Edith James, 58, owner of Comfort Shoe Specialists at 11693 Manchester Road in Des Peres, was sentenced to two years' probation and ordered to repay Medicare $6,856 on Monday for falsifying documents during a health care fraud investigation. James waived indictment by a grand jury and pleaded guilty May 28 to a charge of making a false statement. She admitted that after the Department of Health and Human Services began investigating allegations that she was improperly billing Medicare for shoes for diabetic patients, she falsified records to show that she had sold shoes that qualified.
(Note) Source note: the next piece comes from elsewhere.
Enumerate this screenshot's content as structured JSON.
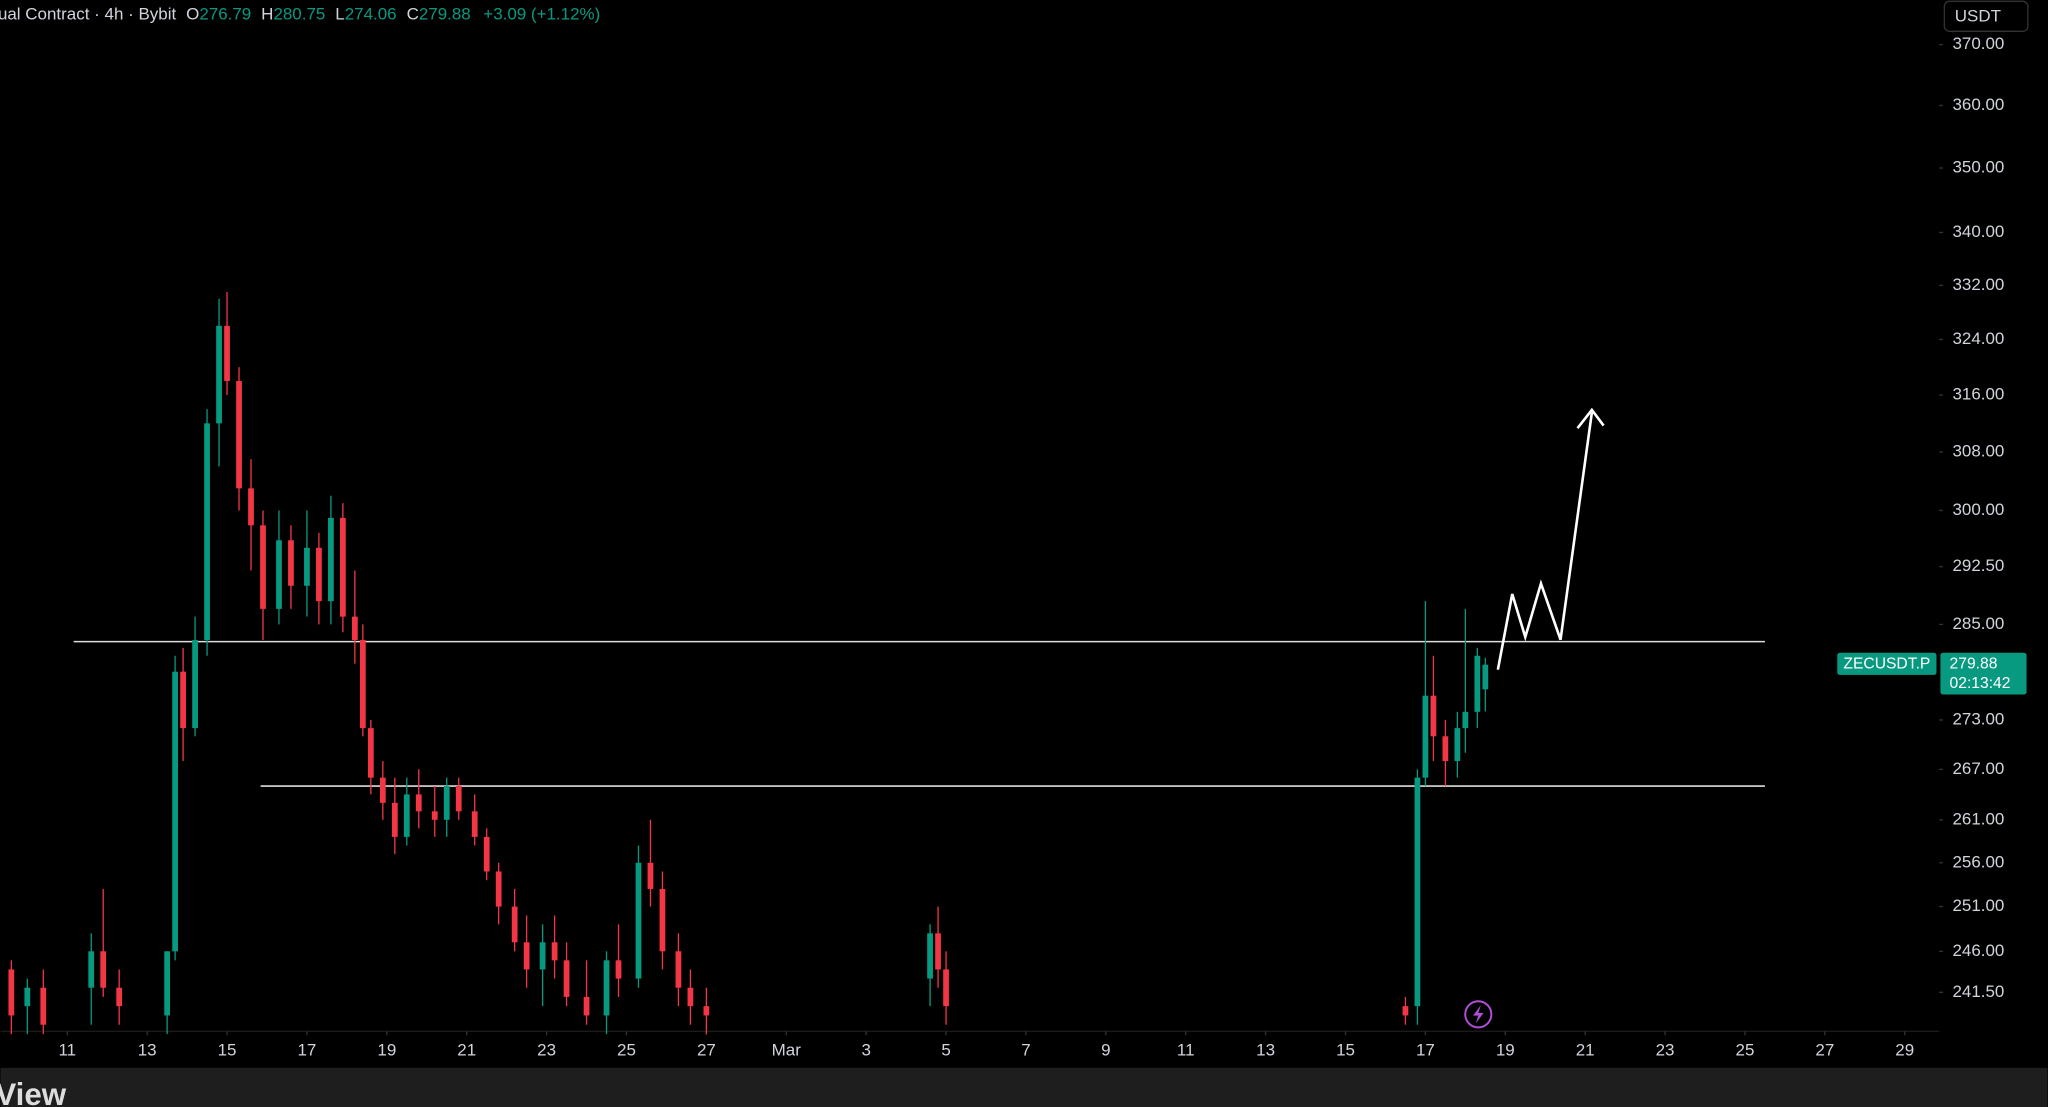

James also sent home an employee who refused to doctor the records, her plea agreement says.  During the sentencing hearing Monday in Federal Court in St. Louis, Edith James (Owner of Comfort Shoe Specialissts) and her lawyer, Ron Jenkins, said that the shoes James sold were appropriate for diabetic patients but were not approved by Medicare.  U.S. District Judge E Richard Webber also fined James $500.00 Monday and ordered her to perform 20 hour of community service.  Under federal sentencing guidlines, Edith James faced probation or up to six months in prison.  Type of fraud: Medicare/Medicaid. Location: Des Peres, MO. Occupation on Edith James: Owner.  Jurisdiction: Federal.  Sentence Edith James Received:  2 years probation and $6,856.00 restitution, $500.00 dollar fine and 20 hours community service.  She easily could have received six months in prison.